Stable isotope (δ¹⁸O, δD) and hydrochemical analyses were integrated to investigate groundwater recharge sources and sustainability in the volcanic aquifer along Mount Cameroon's southern flank. This region, characterized by high population density and extensive agro-industrial activities, faces escalating pressure on its groundwater resources due to climate change and anthropogenic impacts. The study examined 30 groundwater sources, and 14 monthly precipitation samples collected between December 2022 and November 2023. Results indicate that groundwater is primarily of meteoric origin, with isotopic compositions clustering near the Global Meteoric Water Line (GMWL), suggesting minimal evaporation effects. Precipitation δ¹⁸O values ranged from -6.11‰ to -0.99‰, with a weighted mean of -3.22‰, while groundwater δ¹⁸O ranged from -6.83‰ to -2.71‰, with a mean of -4.72. Elevated deuterium excess (d-excess: 13.18–15.60‰) further delineates dual recharge contributions from direct Atlantic precipitation and recycled continental moisture, while the absence of altitudinal δ¹⁸O trends (160–961 m) confirms efficient hydrological mixing across the aquifer system.
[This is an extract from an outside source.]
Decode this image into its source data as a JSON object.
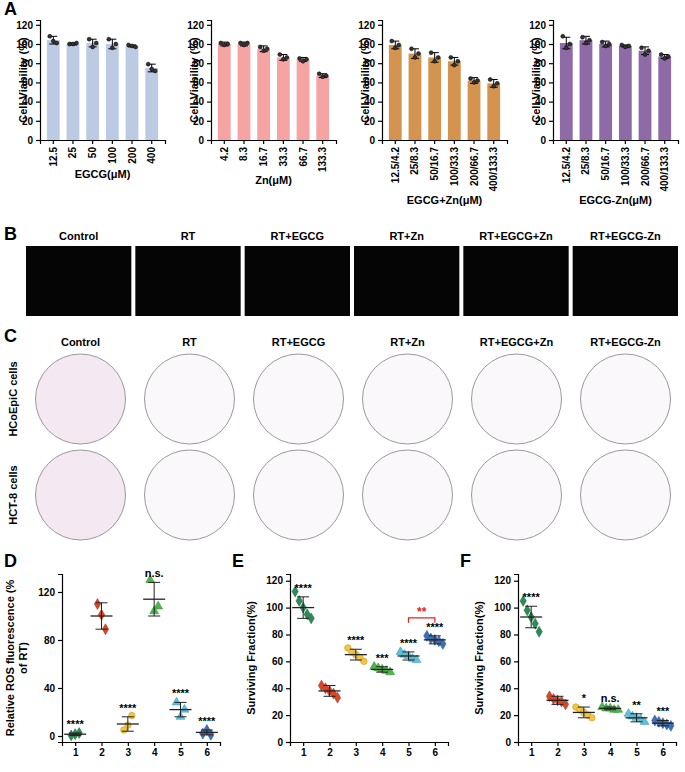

Groundwater temperatures closely mirrored ambient air temperatures, suggesting rapid recharge and shallow circulation within the aquifer. These findings provide a crucial baseline for the sustainable management of groundwater resources in this vulnerable volcanic environment, emphasizing the need for climate-resilient water policies and protection of recharge areas.